Etienne de Callataÿ, fondateur d’Orcadia et professeur à l’UNamur: “Des experts peuvent contourner les rigidités partisanes”

Etienne de Callataÿ, fondateur d'Orcadia et professeur à l'UNamur © belgaimage

Un gouvernement d’experts, ce n’est sans doute pas la panacée. Pour l’économiste en chef d’Orcadia Asset Management, l’idée présente toutefois au moins un élément positif.

1. Pour sortir de l’impasse politique, on évoque l’installation d’un gouvernement d’experts. Qu’en penser ?

Il ne faut pas confondre les rôles : les soldats doivent rester dans les casernes et les économistes dans leur tour d’ivoire. Alors qu’on ne cesse de parler de la distance entre le citoyen et la politique, je me méfie des formules qui laisseraient penser qu’il existe des élites qui, elles, savent ce qu’il faut faire.

Il y a toutefois un élément que j’apprécie beaucoup dans cette idée de gouvernement d’experts : l’expert n’est pas affilié à un parti. Un parti, c’est un programme, un ensemble, un package. Je te cède ceci sur la fiscalité, tu me cèdes cela sur l’environnement. Des experts peuvent dépasser ce donnant-donnant pour vraiment réfléchir par thème et retenir chaque fois les bonnes idées. Les partis ne sont, je pense, pas la seule manière d’organiser la démocratie. On peut les dépasser avec des experts ou aussi avec des citoyens tirés au sort.

2. Les experts ne sont-ils pas idéologiquement aussi divisés que les hommes et femmes politiques ?

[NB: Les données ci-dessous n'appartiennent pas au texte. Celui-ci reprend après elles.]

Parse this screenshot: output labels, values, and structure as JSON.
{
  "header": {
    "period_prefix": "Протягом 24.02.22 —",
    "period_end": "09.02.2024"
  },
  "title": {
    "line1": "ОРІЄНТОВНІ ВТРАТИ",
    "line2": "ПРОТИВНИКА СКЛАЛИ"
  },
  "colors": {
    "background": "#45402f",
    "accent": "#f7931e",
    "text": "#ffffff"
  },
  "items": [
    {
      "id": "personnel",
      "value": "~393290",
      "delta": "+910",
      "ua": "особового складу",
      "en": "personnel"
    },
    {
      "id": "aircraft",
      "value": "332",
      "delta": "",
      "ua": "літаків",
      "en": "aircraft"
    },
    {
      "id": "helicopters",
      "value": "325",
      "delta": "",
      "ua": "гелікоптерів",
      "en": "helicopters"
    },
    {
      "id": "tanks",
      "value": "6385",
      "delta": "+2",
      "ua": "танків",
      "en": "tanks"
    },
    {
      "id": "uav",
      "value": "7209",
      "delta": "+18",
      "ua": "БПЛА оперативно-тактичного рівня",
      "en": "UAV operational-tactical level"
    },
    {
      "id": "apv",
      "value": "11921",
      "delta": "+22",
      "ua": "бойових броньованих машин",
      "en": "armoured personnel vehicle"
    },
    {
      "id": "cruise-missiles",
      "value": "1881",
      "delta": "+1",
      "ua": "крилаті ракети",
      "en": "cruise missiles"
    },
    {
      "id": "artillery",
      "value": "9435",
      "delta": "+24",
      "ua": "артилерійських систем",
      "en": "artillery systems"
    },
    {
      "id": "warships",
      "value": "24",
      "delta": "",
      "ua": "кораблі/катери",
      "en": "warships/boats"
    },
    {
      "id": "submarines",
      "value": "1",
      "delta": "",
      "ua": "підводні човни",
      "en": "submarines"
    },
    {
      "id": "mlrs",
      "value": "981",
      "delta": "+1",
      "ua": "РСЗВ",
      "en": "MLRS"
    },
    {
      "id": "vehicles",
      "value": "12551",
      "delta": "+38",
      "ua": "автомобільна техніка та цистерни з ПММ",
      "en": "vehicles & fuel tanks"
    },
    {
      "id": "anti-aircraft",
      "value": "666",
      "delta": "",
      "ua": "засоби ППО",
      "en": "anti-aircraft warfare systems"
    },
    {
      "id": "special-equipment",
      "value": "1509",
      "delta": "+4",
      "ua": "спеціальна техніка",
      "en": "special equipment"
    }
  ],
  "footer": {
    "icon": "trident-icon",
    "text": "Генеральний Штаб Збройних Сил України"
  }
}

Ce ne sont, bien entendu, pas des êtres désincarnés. Il n’y a pas une voie unique vers laquelle convergeraient les analyses de tous les experts. Certains sont plus sensibles à l’environnement, d’autres au social. Je pense cependant que des experts peuvent plus facilement se mettre d’accord que le PS, le MR, la N-VA et compagnie, qu’ils peuvent aider à contourner les positions parfois rigides de certains partis. Le système fonctionnerait mieux sans les tabous des uns et les fétiches des autres. Des experts peuvent débattre plus sereinement de dossiers politiquement sensibles comme le paiement des allocations de chômage par les syndicats ou la réforme de la fiscalité immobilière.

Après, il faut aussi sentir quel combat mener d’abord. Et ça, c’est peut-être davantage du ressort des hommes et femmes politiques que des experts. Des techniciens lanceraient sans doute un grand chamboulement de la fiscalité immobilière et des entreprises, au risque de générer beaucoup d’incertitudes dans le chef des acteurs économiques. Enfin, n’oublions pas que, quel que soit le futur gouvernement fédéral, il devra économiser. Or, il est beaucoup plus facile de s’accorder sur la manière optimale d’allouer 5 milliards d’euros que sur la manière la moins douloureuse de couper dans les dépenses.

3. En d’autres termes, avec des experts, ce ne serait pas forcément plus simple. Convoquer des élections fédérales anticipées, ce serait une gifle démocratique, selon vous ?

Pas du tout. Constater l’impasse et décider de retourner vers l’électeur n’est pas nécessairement un signe d’échec. Plusieurs pays européens l’ont fait récemment, avec des résultats plus ou moins heureux, d’ailleurs. Aujourd’hui, on prédit qu’un tel scénario profiterait surtout aux partis extrémistes. Rien n’est moins sûr, car tout le contexte politique et médiatique évoluerait. Pour moi, il ne faut pas diaboliser a priori l’hypothèse d’élections anticipées.